Rush Excellence in Meningioma Care
- Experience that matters: Our skull base and pituitary surgery team includes highly skilled experts from more than 10 medical subspecialties who work together to provide team-based, personalized care for meningioma and a full range of skull base brain tumors. Rush is among a handful of programs that have in-depth experience with these rare tumors. In fact, only about 5% of U.S. hospitals evaluate and treat as many patients with pituitary and skull base tumors as we do here at Rush. Because of our expertise, we are able to handle even the most complex cases.
- Nationally ranked experts focused on you: U.S. News & World Report ranked Rush University Medical Center among the best in the country for neurosurgery and neurology, ENT and cancer care.

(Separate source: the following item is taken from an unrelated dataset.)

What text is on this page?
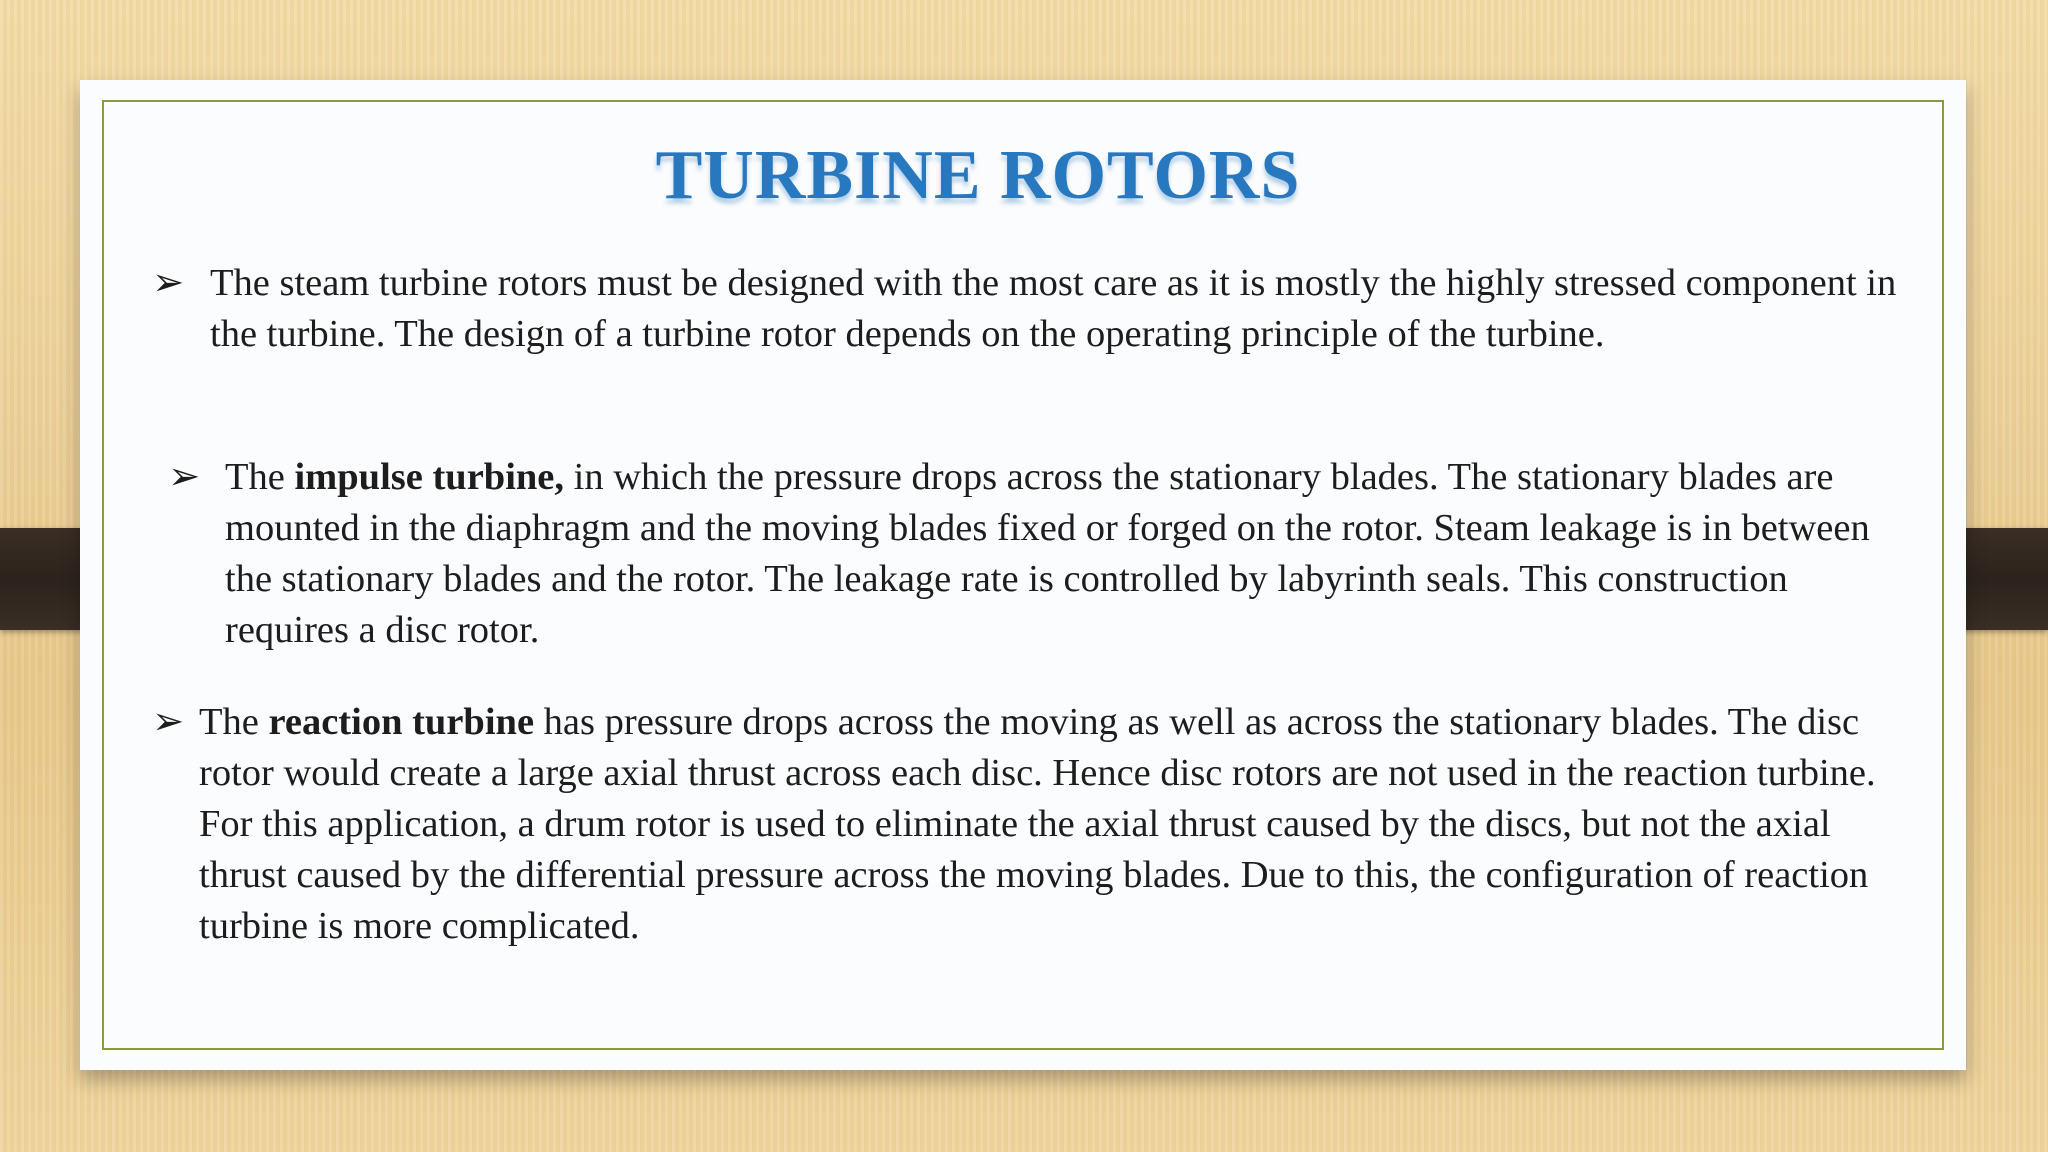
TURBINE ROTORS
➢ The steam turbine rotors must be designed with the most care as it is mostly the highly stressed component in the turbine. The design of a turbine rotor depends on the operating principle of the turbine.
➢ The impulse turbine, in which the pressure drops across the stationary blades. The stationary blades are mounted in the diaphragm and the moving blades fixed or forged on the rotor. Steam leakage is in between the stationary blades and the rotor. The leakage rate is controlled by labyrinth seals. This construction requires a disc rotor.
➢ The reaction turbine has pressure drops across the moving as well as across the stationary blades. The disc rotor would create a large axial thrust across each disc. Hence disc rotors are not used in the reaction turbine. For this application, a drum rotor is used to eliminate the axial thrust caused by the discs, but not the axial thrust caused by the differential pressure across the moving blades. Due to this, the configuration of reaction turbine is more complicated.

- Leading-edge treatments and research: At Rush, you will have access to advanced treatments you might not find elsewhere as part of new clinical trial testing. For instance, neuro-oncologists at Rush are studying targeted therapy according to tumor markers for people with meningiomas. Our researchers have collectively published more than 300 articles on a wide range of topics related to pituitary and skull base tumor surgery, including quality of life after skull base surgery.
- Expertise in minimally invasive treatment: Radiation oncologists at Rush treat hard-to-reach brain tumors with the nonsurgical, minimally invasive alternative to brain surgery, TrueBeam STx, a robotic radiosurgery system.
- Focused on quality of life for you and your family: The brain tumor team puts your quality of life and your family’s needs first. Our supportive oncology program offers many resources to help you and your family cope with the physical and emotional effects of a brain tumor. Social workers, therapists, nutritionists, integrative medicine specialists, chaplains and patient navigators are all available to support you through your treatment and beyond.